What questions should you ask agencies in an RFP?
The questions you ask in an RFP matter just as much as the brief itself. Too often, RFPs are filled with recycled questions pulled from past processes or shared templates. The result are long, polished proposals that look comprehensive but don’t actually help you make a decision.
A better approach: only ask what will materially inform your choice.
Start with your decision criteria
Before writing a single question, get clear on how you will evaluate agencies.
Your questions should map directly to what matters most:
The type of thinking you need
The way the agency will work with your team
The specific capabilities required for the assignment
If a question doesn’t tie back to how you’ll choose a partner, it shouldn’t be in the RFP. This is where many processes break down. The questions and the decision criteria drift apart, which leads to a lot of information and very little clarity.
Focus on how the agency works, not just what they’ve done
Case studies and credentials have their place, but they’re rarely the deciding factor. What often matters more is how the agency will approach the partnership.
For example:
How would you approach discovery and onboarding while demonstrating progress in our first 90 days?
How would you structure the account team to balance senior oversight with day-to-day execution, given the realities of our scope and budget?
What would you do to keep this work moving when faced with multiple stakeholders and competing perspectives?
How would you adapt your approach if priorities shift or the scope evolves midstream?
These types of questions move beyond generic credentials and get to how the work will actually happen.
Use prompts to see how they think
Not speculative work. Not free ideas. Just a window into how they approach the problem.
For example:
Based on what you know, what feels like the most ownable territory for this brand, and what feels undifferentiated?
What would you need to understand about our customer/audience before shaping a direction, and how would you go about getting there?
When you think about work like this at its best, what separates the ideas that land from the ones that fall flat? How would you apply that here?
What would you prioritize solving first, and what would you sequence later?
You’re not looking for finished thinking. You’re looking for how they frame the challenge, where they start, and how they make decisions.
Be intentional about what different stakeholders need
Not everyone reviewing the RFP is looking for the same thing. Procurement, for example, often emphasizes detailed staffing models, hourly allocations, and cost breakdowns. But if those details won’t materially influence how you choose an agency, don’t ask for them.
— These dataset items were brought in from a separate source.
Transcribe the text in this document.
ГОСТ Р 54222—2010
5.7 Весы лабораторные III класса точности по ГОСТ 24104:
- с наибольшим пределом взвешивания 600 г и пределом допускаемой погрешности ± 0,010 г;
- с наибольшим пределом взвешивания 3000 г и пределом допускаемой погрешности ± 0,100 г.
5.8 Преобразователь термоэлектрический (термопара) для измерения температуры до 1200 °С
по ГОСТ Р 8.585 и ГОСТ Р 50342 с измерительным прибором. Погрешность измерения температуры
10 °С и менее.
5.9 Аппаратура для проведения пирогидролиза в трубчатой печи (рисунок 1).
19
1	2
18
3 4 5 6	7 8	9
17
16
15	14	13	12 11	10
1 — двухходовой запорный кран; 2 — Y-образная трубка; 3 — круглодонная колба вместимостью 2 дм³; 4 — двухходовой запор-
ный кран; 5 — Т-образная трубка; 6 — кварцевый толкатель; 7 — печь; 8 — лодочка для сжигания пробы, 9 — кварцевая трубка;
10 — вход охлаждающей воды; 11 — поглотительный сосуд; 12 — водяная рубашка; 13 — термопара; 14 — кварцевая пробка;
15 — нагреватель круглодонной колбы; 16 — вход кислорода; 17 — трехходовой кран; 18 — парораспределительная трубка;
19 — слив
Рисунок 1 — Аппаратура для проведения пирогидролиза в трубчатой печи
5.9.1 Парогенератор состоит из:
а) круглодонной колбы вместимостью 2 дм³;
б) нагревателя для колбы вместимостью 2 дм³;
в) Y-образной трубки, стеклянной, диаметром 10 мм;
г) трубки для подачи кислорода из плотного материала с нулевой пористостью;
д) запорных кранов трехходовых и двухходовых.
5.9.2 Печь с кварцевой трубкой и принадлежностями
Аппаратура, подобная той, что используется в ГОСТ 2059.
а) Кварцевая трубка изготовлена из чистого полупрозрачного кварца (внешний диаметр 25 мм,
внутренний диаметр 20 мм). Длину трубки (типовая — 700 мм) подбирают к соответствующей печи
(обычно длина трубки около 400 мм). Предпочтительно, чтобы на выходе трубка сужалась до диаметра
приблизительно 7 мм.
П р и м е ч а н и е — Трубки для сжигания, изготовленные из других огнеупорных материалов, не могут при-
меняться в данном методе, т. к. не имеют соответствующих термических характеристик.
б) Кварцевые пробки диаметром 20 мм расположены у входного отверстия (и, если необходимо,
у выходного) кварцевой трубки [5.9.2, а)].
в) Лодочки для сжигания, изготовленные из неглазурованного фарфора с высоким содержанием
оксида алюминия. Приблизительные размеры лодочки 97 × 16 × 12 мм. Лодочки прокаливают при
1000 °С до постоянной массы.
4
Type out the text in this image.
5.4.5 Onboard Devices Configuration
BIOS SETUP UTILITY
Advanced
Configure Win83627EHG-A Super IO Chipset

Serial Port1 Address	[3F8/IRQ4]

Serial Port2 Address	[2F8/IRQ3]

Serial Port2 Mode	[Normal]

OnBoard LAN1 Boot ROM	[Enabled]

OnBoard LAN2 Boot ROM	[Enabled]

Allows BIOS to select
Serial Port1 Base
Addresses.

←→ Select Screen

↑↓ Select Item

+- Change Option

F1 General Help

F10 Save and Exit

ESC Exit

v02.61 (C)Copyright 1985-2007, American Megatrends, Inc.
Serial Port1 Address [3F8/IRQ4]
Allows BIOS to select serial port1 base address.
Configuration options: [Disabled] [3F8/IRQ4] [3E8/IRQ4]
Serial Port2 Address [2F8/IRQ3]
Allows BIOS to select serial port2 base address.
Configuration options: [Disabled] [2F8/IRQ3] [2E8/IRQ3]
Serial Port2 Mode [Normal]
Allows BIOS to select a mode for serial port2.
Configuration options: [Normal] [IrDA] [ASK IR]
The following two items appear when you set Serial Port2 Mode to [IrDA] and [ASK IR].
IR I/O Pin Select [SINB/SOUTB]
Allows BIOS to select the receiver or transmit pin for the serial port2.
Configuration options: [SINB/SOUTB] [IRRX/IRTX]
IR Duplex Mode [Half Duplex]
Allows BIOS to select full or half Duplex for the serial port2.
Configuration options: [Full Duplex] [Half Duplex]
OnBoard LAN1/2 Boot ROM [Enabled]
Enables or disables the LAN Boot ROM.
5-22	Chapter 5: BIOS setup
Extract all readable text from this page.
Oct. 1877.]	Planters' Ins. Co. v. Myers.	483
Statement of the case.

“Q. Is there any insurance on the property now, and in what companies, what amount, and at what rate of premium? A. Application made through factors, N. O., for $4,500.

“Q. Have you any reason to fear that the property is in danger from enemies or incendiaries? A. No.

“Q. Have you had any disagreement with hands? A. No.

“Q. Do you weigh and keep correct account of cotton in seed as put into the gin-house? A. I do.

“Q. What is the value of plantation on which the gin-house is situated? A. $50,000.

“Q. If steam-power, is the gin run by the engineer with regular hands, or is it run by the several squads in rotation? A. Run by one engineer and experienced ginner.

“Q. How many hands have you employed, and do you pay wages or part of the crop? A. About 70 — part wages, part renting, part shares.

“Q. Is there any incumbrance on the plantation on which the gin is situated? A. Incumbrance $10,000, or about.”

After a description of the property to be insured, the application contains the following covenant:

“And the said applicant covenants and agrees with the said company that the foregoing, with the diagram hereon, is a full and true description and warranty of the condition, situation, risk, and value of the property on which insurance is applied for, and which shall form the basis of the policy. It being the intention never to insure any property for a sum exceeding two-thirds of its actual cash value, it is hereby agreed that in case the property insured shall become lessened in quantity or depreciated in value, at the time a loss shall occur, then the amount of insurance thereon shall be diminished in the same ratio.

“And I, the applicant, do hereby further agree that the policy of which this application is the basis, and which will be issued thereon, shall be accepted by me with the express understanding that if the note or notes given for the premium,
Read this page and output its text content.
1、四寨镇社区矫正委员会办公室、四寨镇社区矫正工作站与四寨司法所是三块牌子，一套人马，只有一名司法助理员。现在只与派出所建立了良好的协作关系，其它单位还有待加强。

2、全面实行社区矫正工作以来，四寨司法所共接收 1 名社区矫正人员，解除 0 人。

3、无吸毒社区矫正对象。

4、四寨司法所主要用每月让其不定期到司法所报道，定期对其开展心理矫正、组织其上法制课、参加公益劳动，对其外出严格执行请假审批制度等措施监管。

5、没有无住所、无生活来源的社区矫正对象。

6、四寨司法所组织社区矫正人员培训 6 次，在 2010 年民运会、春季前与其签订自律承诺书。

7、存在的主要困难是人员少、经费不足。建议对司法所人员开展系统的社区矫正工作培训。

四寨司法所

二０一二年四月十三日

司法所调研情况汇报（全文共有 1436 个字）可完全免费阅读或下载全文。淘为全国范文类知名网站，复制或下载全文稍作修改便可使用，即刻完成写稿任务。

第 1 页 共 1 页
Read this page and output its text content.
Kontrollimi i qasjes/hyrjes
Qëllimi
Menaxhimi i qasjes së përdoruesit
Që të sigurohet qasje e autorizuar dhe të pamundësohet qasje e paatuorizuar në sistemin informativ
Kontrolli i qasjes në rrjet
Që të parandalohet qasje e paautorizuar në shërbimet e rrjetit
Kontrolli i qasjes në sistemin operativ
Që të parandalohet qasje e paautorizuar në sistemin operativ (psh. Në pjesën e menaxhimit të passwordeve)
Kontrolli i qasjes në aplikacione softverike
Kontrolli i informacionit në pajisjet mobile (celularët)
Every question should reflect what your organization actually needs to evaluate, not what another company required in a different process.
Encourage clarity and brevity
No one has time to read a 50+ page proposal. If your RFP invites long, exhaustive responses, that’s exactly what you’ll get.
Instead:
Ask focused questions
Be clear about what you’re looking for
Signal that concise, thoughtful responses are valued
You’ll get sharper thinking and make the process easier for everyone involved.
Pressure-test your questions before you send
Before finalizing your RFP, review each question and ask:
Will this directly impact our decision?
Are we asking for this out of habit or necessity?
Do we already know this, or can we learn it in conversation?
If the answer isn’t clear, cut it.
The bottom line
A strong RFP isn’t about asking more questions. It’s about asking the right ones.
When your questions are focused, intentional, and tied to how you’ll choose a partner, you get better responses, clearer comparisons, and a much higher likelihood of making the right decision.